Per questo motivo HTTP/3 integra un sistema di limitazione del traffico e una validazione a breve termine dei token di connessione, che possono rappresentare dei validi metodi di mitigazione.

 Il futuro del terzo protocollo http

Oggi, la principale preoccupazione in merito alla sicurezza di HTTP/3 è relativa alla sua implementazione pratica, ossia quel processo che permetterà (lentamente) di imporre HTTP/3 in modo omogeneo.

Attualmente sono poche le realtà a supportare appieno HTTP/3 e occorreranno molto tempo e investimenti per far sì che si crei un circolo virtuoso nella sua implementazione. Ci vorranno anni prima che firewall, load balancer, proxie, sistemi SIEM, e via dicendo, supporteranno HTTP/3.

Nel frattempo, si ricorrerà, ineluttabilmente, a stratagemmi per far convivere HTTP/2, se non HTTP/1.1 o addirittura HTTP/1.0, col nuovo arrivato.

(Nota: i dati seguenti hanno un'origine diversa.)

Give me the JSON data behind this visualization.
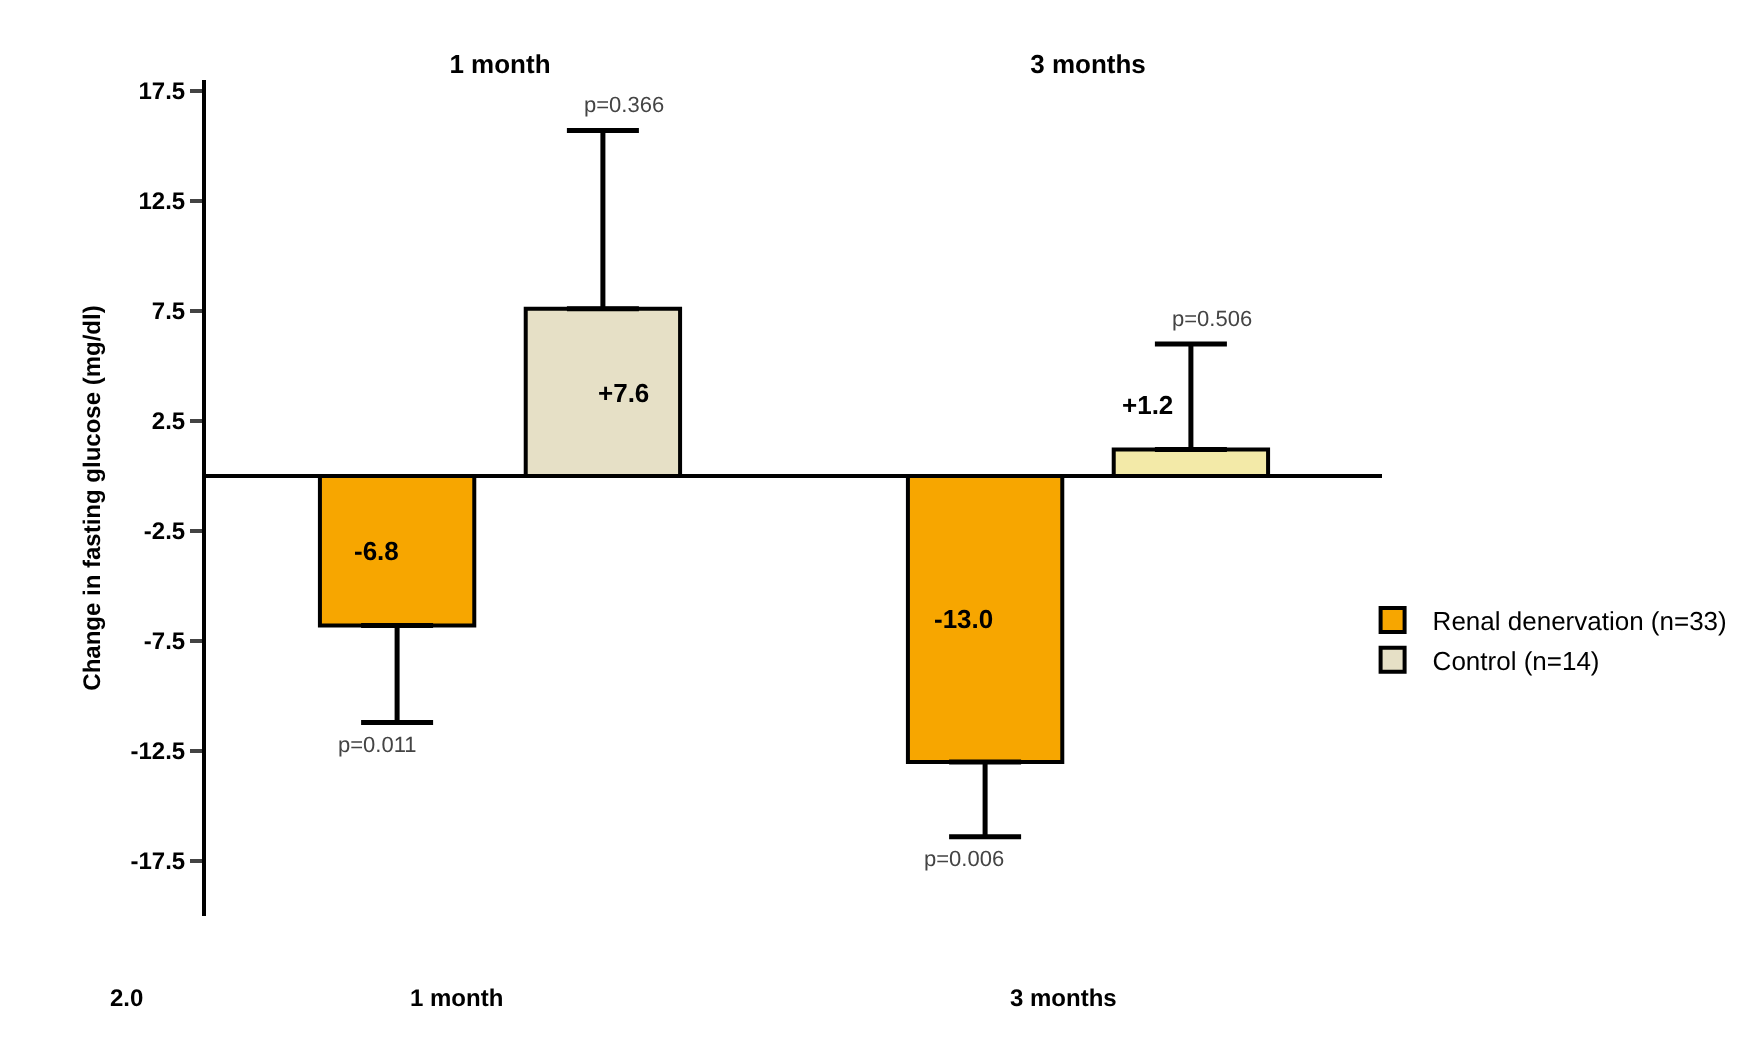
{
  "chart_data": [
    {
      "type": "bar",
      "ylabel": "Change in fasting glucose (mg/dl)",
      "categories": [
        "1 month",
        "3 months"
      ],
      "series": [
        {
          "name": "Renal denervation (n=33)",
          "color": "#f7a600",
          "values": [
            -6.8,
            -13.0
          ],
          "value_labels": [
            "-6.8",
            "-13.0"
          ],
          "errors": [
            [
              -11.2,
              -6.8
            ],
            [
              -16.4,
              -13.0
            ]
          ]
        },
        {
          "name": "Control (n=14)",
          "color": "#e6e0c6",
          "colors": [
            null,
            "#f3eaa8"
          ],
          "values": [
            7.6,
            1.2
          ],
          "value_labels": [
            "+7.6",
            "+1.2"
          ],
          "errors": [
            [
              7.6,
              15.7
            ],
            [
              1.2,
              6.0
            ]
          ]
        }
      ],
      "ylim": [
        -20,
        18
      ],
      "yticks": [
        -17.5,
        -12.5,
        -7.5,
        -2.5,
        2.5,
        7.5,
        12.5,
        17.5
      ],
      "grid": false,
      "legend": "right",
      "annotations": [
        "p=0.011",
        "p=0.366",
        "p=0.006",
        "p=0.506"
      ]
    },
    {
      "type": "other",
      "annotations": [
        "2.0",
        "1 month",
        "3 months"
      ]
    }
  ]
}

Di conseguenza, ci sarà un lungo periodo fatto di forward e downgrade delle connessioni su cui difficilmente si avrà visione e questo si tradurrà in possibili vulnerabilità.

Fermo restando che HTTP/3 è un protocollo ancora “sperimentale”, solo il tempo stabilirà quali criticità dovremo eventualmente affrontare in termini di sicurezza informatica essendo la stessa tecnologia un bene che non può escludere a nessun’altra tecnologia dall’essere sicura per sempre.